John,
Just to back up your opinion on the Vertex release, I have extracted quotes from their release and the comparable Viracept numbers:
From yesterday's announcement:
Vertex (VRTX) said the results are from first-time preliminary 12-week data from a continuing interim-stage study of 141W94, which also has started late-stage, or phase III clinical trials. The drug was used with Retrovir, also known as AZT, and Epivir, commonly known as 3TC. The company said in the triple combination study of 141W94, AZT and 3TC, about 70% of patients had undetectable viral load at 12 weeks.
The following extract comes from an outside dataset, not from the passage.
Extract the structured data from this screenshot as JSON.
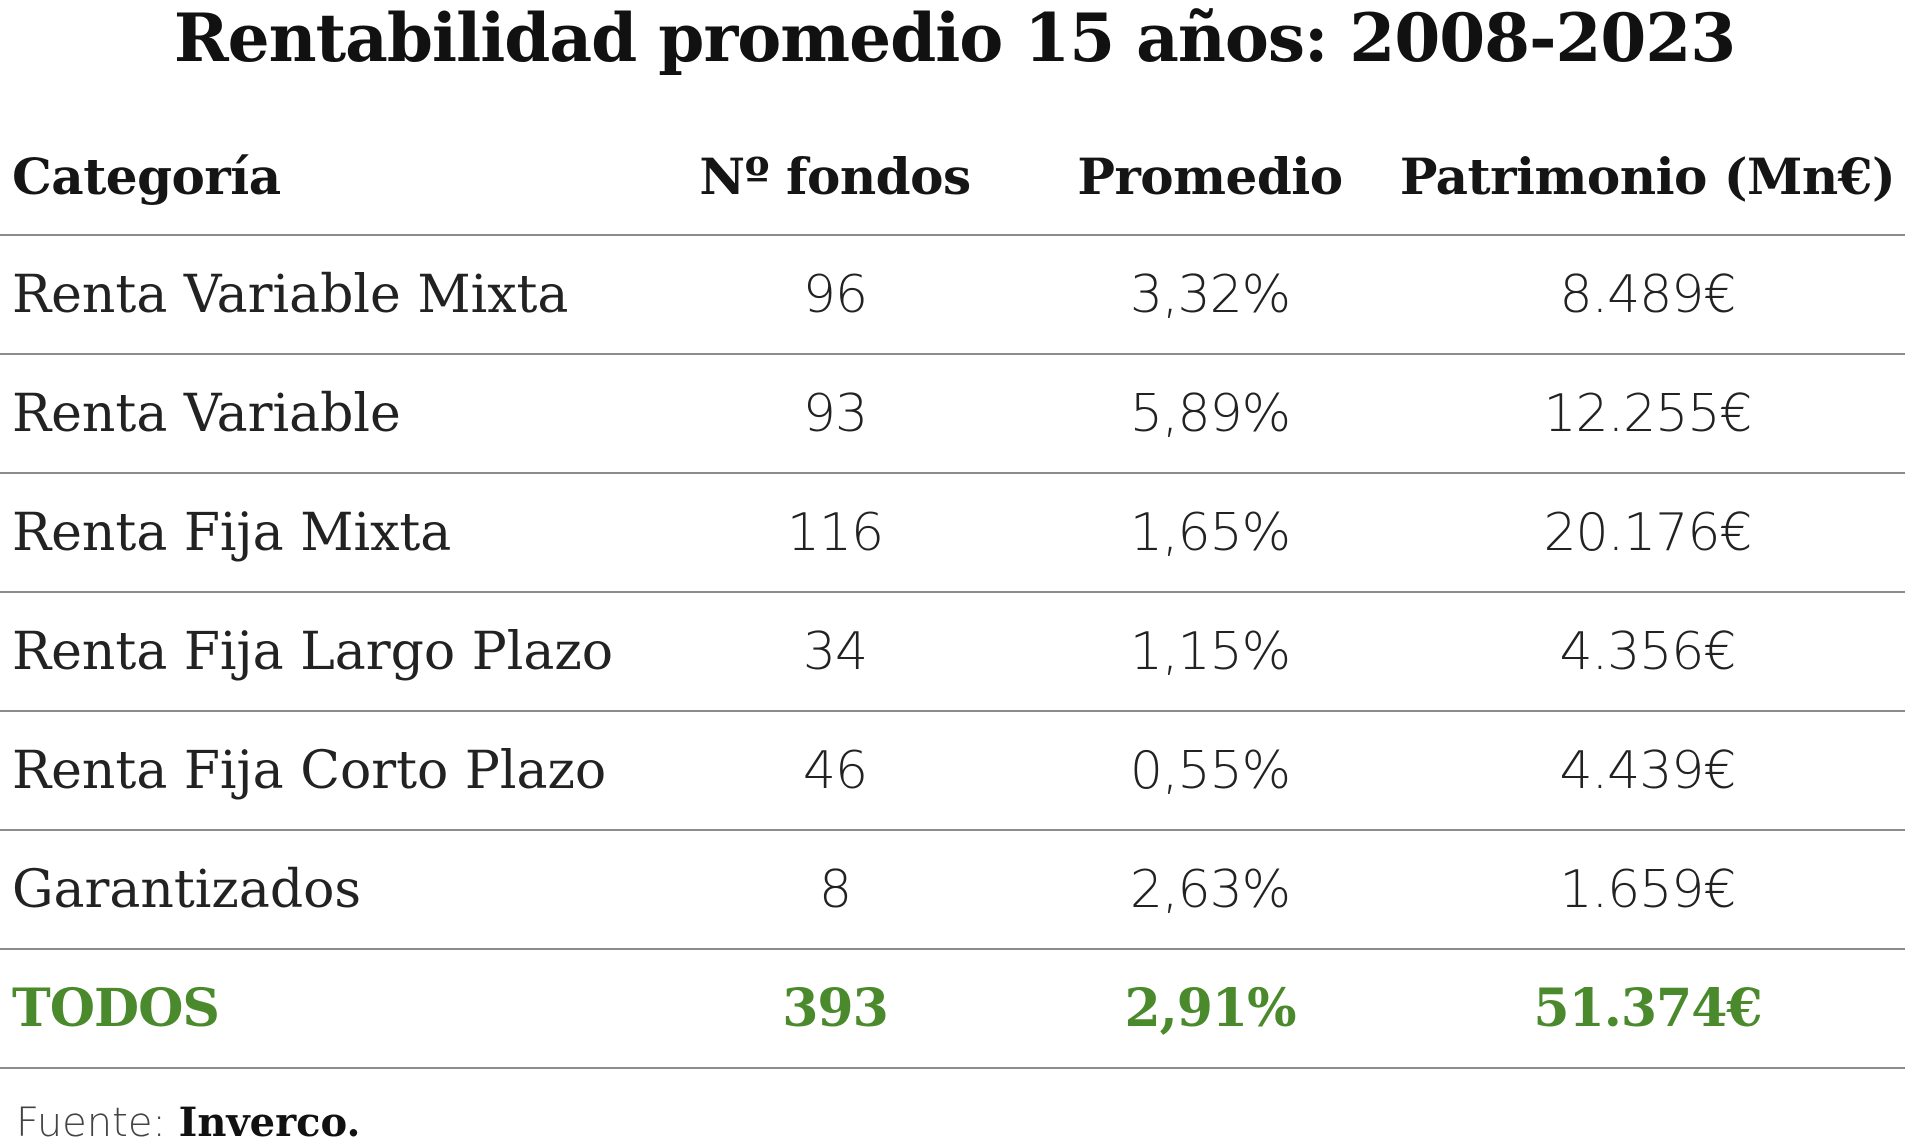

Contrast this to Viracept at 48 weeks:
The clinical data were compiled during a 48-week period beginning in the spring of 1996 at 50 centers in the United States. Other data from the same clinical trials, which are ongoing, were the basis for FDA approval earlier this year of Viracept, which reached the market March 14. Johnson, in New York for a Montgomery Securities health-care conference, said the HIV virus was undetectable in 96 percent of patients with early infection, defined as less than 50,000 viruses per cubic millimeter of blood. And among those who responded to the cocktail, 95 percent continued to have undetectable "viral loads" after 48 weeks, hesaid. But among patients with longer infections evidenced by 100,000 or more viruses per cubic millimeter, only 81 percent showed absence of detectible virus after treatment. Among them, only 80 to 85 percent had undetectable virus after 48 weeks. ______
So even with the patients that started with a high viral load, Viracept did much better at 48 weeks than the Vertex drug for all patients at 12 weeks.
I've seen no analyst or newspaper reporting of this yet, other than a simple acceptance of Vertex's self-characterized "good results."